Proper Etiquette To Remember When Traveling Vietnam
Proper Etiquette To Remember When Traveling Vietnam
Etiquette is an important social behavior for any traveler visiting a new country. Vietnam is no exception. These rules can make or break a travel destination as certain, unthoughtful actions may trigger unwanted reactions from locals. To help you enjoy your visit to Vietnam, Vietcetera notes five etiquette rules for visitors to keep in mind.
Wear appropriate clothing to sacred places
While globalization heavily influences fashion in Vietnam, everyone is still expected to dress appropriately in sacred and formal places. Yes, a lot of locals wear shorts and tanks tops in all major cities in Vietnam. It is impossible to move away from these clothing items in the country’s scorching heat. However, sacred places, such as pagodas and temples, require visitors to dress appropriately. A few examples include the Jade Emperor Pagoda in Saigon and Ho Chi Minh Mausoleum in Hanoi.
Clothing pieces should cover your shoulders and legs to show respect and proper etiquette. Clothes that show your shoulders and legs are often associated with more casual places like bars and clubs. Since many pagodas are places of worship and houses for monks, many people believe that revealing clothes insinuates a lack of respect for both worshippers and the monks. Although some places might not be vocal about your attire, you will definitely receive some unpleasant looks from a few locals.
Don’t play with your eating utensils
Chopsticks are a staple when eating Vietnamese meals. Whether it’s breakfast, lunch, or dinner time, you’ll find that chopsticks are frequently used. For those unfamiliar with chopsticks, it can be a journey to familiarize yourself with this eating utensil. However, it’s important to keep in mind some chopstick etiquettes.
Firstly, like many other Asian countries, it’s extremely inappropriate to stick your chopsticks upright in a bowl of rice. The Vietnamese believe that the image represents the offerings that they have to show respect for the deceased. In this image, the chopsticks are similar to the incense sticks that people put in rice bowls during a wake or funeral. In addition, you shouldn’t bang your chopsticks against bowls and dishes. For many adults and elders, it’s not proper manners to do this at the table. Banging your chopsticks against the bowls will bring bad luck and poverty as it imitates the action that beggars often did in the past.
Don’t go window shopping in the morning
Local shops and family-owned business in Vietnam are often run with traditions and beliefs. Traditions such as offerings to the god of fortune can help a business prosper or simply help the owner run their business. Among these ideas is the belief that the first customer can make or break the sales for that day. If you’re planning to go shopping in the morning, it’s important to keep this etiquette in mind. Merely window shopping affects the mindset of the owners and their beliefs. Thus, it is often advised to not go to local stores in the early morning when people have just opened their shops.
Although shops in big shopping malls don’t hold these beliefs, some small and local shops do carry this belief, even in major cities with many tourists. Thus, if you just want to browse around, it’s best to do it in the afternoon when shops already have a few visitors earlier in the day.

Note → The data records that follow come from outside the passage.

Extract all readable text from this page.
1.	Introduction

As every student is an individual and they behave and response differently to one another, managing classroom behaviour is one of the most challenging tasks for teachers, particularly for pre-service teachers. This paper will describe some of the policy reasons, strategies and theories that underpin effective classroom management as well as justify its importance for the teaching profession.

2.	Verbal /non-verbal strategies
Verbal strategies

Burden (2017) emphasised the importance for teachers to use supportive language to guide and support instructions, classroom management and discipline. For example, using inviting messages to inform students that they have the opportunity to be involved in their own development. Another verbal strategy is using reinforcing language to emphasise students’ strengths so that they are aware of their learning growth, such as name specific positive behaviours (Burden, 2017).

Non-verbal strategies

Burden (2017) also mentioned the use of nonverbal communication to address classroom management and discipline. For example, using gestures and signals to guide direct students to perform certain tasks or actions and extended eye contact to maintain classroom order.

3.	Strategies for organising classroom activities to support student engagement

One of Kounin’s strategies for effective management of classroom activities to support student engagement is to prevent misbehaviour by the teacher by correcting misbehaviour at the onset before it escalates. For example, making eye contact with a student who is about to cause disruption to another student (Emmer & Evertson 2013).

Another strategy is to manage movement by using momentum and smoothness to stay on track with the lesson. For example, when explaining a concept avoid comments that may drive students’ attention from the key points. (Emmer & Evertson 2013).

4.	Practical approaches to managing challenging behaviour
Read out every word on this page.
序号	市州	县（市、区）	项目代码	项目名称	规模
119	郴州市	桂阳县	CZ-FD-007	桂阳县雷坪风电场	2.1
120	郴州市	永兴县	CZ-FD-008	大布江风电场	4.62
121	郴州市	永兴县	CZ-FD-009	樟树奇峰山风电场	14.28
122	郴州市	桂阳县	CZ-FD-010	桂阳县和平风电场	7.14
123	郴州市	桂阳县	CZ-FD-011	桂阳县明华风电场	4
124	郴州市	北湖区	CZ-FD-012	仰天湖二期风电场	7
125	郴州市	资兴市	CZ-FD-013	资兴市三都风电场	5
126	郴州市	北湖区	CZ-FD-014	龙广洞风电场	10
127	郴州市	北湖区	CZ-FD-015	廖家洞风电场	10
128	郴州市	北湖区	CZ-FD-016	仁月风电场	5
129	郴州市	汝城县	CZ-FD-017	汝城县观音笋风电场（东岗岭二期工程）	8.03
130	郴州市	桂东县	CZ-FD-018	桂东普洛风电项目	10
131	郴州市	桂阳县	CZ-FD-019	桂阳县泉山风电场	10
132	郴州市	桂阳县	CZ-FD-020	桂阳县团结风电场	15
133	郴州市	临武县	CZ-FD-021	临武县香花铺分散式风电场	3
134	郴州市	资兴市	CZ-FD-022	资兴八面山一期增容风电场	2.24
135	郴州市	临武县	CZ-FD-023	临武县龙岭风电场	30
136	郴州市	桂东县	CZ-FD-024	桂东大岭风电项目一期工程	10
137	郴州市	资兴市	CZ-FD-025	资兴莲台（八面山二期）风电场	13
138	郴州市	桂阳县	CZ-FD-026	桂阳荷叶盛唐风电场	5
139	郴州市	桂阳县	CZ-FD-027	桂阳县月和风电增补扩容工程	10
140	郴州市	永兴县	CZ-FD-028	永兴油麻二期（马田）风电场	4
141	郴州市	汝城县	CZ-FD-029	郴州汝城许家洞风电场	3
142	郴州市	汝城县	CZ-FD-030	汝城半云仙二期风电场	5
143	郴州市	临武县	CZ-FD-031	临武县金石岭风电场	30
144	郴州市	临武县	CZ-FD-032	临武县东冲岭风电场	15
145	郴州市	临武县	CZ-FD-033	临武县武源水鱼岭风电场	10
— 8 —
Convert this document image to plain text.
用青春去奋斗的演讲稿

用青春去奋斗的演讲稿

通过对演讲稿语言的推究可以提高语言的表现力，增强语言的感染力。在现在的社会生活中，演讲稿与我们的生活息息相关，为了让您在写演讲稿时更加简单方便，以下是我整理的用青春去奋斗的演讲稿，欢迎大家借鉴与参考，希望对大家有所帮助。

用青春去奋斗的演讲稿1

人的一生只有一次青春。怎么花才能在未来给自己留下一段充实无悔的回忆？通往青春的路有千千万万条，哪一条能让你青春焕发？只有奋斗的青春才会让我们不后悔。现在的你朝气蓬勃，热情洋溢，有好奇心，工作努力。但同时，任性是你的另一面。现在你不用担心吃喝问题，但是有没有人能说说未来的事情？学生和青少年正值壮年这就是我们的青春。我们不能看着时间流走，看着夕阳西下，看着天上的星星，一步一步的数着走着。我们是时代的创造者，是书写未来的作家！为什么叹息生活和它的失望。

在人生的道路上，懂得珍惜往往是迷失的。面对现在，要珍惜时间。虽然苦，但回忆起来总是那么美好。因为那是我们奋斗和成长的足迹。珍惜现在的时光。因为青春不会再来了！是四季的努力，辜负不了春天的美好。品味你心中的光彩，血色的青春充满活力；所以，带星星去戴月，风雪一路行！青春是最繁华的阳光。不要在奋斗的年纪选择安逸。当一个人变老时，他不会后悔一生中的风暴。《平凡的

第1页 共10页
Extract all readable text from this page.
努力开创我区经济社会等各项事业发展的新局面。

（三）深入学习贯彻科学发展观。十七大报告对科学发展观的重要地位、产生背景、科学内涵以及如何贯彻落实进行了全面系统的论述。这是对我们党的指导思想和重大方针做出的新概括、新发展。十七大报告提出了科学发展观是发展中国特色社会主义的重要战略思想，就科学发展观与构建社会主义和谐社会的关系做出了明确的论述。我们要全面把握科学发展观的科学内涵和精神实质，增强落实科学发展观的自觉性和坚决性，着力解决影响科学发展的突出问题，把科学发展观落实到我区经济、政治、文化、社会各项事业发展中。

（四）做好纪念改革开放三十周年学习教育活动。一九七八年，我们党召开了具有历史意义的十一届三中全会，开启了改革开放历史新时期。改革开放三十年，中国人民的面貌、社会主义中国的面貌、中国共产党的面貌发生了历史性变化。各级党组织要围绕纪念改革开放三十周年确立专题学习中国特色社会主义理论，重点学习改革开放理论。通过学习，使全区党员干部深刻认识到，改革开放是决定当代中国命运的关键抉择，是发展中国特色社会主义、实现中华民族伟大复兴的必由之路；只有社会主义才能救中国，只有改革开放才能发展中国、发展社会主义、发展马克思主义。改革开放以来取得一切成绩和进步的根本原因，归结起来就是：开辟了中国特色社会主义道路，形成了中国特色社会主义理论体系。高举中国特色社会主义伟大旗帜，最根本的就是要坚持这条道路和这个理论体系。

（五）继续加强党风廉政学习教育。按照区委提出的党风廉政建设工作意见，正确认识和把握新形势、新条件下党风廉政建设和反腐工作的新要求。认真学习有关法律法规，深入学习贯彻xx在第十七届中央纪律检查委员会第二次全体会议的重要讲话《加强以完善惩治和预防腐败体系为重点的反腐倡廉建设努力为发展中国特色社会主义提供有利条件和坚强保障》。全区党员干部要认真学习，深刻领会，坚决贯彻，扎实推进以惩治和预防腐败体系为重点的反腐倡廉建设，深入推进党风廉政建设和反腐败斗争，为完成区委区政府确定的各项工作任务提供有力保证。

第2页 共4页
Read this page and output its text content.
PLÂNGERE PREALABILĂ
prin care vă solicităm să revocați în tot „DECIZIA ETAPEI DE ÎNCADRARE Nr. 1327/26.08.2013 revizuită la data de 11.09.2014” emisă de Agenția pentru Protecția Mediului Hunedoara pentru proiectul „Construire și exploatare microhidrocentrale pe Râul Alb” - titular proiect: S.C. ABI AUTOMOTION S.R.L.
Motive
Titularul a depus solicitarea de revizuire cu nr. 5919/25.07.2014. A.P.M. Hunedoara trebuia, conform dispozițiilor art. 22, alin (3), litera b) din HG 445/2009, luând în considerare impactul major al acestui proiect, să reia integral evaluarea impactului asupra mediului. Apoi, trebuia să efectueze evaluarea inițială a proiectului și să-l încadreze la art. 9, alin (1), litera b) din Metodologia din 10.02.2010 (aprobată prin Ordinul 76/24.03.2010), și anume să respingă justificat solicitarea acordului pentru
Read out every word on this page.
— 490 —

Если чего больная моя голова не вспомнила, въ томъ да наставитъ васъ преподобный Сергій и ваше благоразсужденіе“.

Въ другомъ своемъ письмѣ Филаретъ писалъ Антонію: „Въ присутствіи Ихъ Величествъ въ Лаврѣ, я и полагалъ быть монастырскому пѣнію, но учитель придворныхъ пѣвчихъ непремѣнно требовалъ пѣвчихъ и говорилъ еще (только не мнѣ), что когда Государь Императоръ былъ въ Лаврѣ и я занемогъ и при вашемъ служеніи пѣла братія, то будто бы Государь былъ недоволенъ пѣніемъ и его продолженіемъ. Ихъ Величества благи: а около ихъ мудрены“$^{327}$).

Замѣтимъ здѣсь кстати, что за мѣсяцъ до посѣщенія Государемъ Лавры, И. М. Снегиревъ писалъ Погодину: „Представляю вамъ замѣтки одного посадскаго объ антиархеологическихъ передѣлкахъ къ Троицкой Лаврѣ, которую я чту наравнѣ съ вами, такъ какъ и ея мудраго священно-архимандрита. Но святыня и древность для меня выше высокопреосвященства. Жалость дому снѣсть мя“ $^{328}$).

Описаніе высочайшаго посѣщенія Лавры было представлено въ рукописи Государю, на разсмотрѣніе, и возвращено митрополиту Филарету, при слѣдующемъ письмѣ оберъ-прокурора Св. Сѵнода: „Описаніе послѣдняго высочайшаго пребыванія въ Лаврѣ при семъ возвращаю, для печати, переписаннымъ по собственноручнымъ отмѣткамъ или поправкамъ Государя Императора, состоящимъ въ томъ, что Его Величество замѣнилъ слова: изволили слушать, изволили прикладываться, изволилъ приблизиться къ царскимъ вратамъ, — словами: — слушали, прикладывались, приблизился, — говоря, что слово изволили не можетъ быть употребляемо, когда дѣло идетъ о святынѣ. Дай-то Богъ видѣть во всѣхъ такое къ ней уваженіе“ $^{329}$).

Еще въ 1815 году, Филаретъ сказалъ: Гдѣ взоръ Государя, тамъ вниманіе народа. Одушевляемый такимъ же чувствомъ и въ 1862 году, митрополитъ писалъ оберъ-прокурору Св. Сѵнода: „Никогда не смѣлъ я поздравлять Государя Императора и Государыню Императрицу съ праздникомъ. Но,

Don’t call someone over with your index finger
Calling someone over with your index finger is considered to be rude by many local Vietnamese. They believe that this action is an attempt to taunt them and is extremely disrespectful. In some scenarios, disrespectful actions like this can lead to a brawl. To call someone over in Vietnam, it’s safer to wave them over. Even better, you can say “Anh/Chị ơi” to call someone over. It simple means “Hey you” with “anh” for men and “chị” for women. This is considered a clearer and more polite form of communication as people can easily acknowledge you.
Ask before taking pictures of locals
Vietnam attracts many travelers with its rich culture, street food, and hospitality. Thus, it’s common to have your camera with you to capture these moments or to work on your street photography. However, as tourism grows in Vietnam, many visitors are capturing the same frames over time. Some common frames include vendors in Ben Thanh market or street galleries at the entrance of old apartment building such as the one in Dong Khoi or Ly Tu Trong street. This can become frustrating for locals since they’re still trying to run their daily businesses. Hence, it won’t hurt anyone to ask before taking pictures of locals so that both parties can be comfortable in the situation.
Another advantage of asking is that you learn whether they’ll charge you for the picture or not. In major cities such as Saigon and Hanoi, many vendors start to ask for a small fee for photographs as the demands for them slowly increases. The most common stalls that do this are the coconut vendors around District 1 in Saigon. Many street coconut vendors near the Independence Palace ask for money if you’re taking pictures of them or with their stall. In general, it’s good etiquette and practice to keep in mind when traveling to other countries.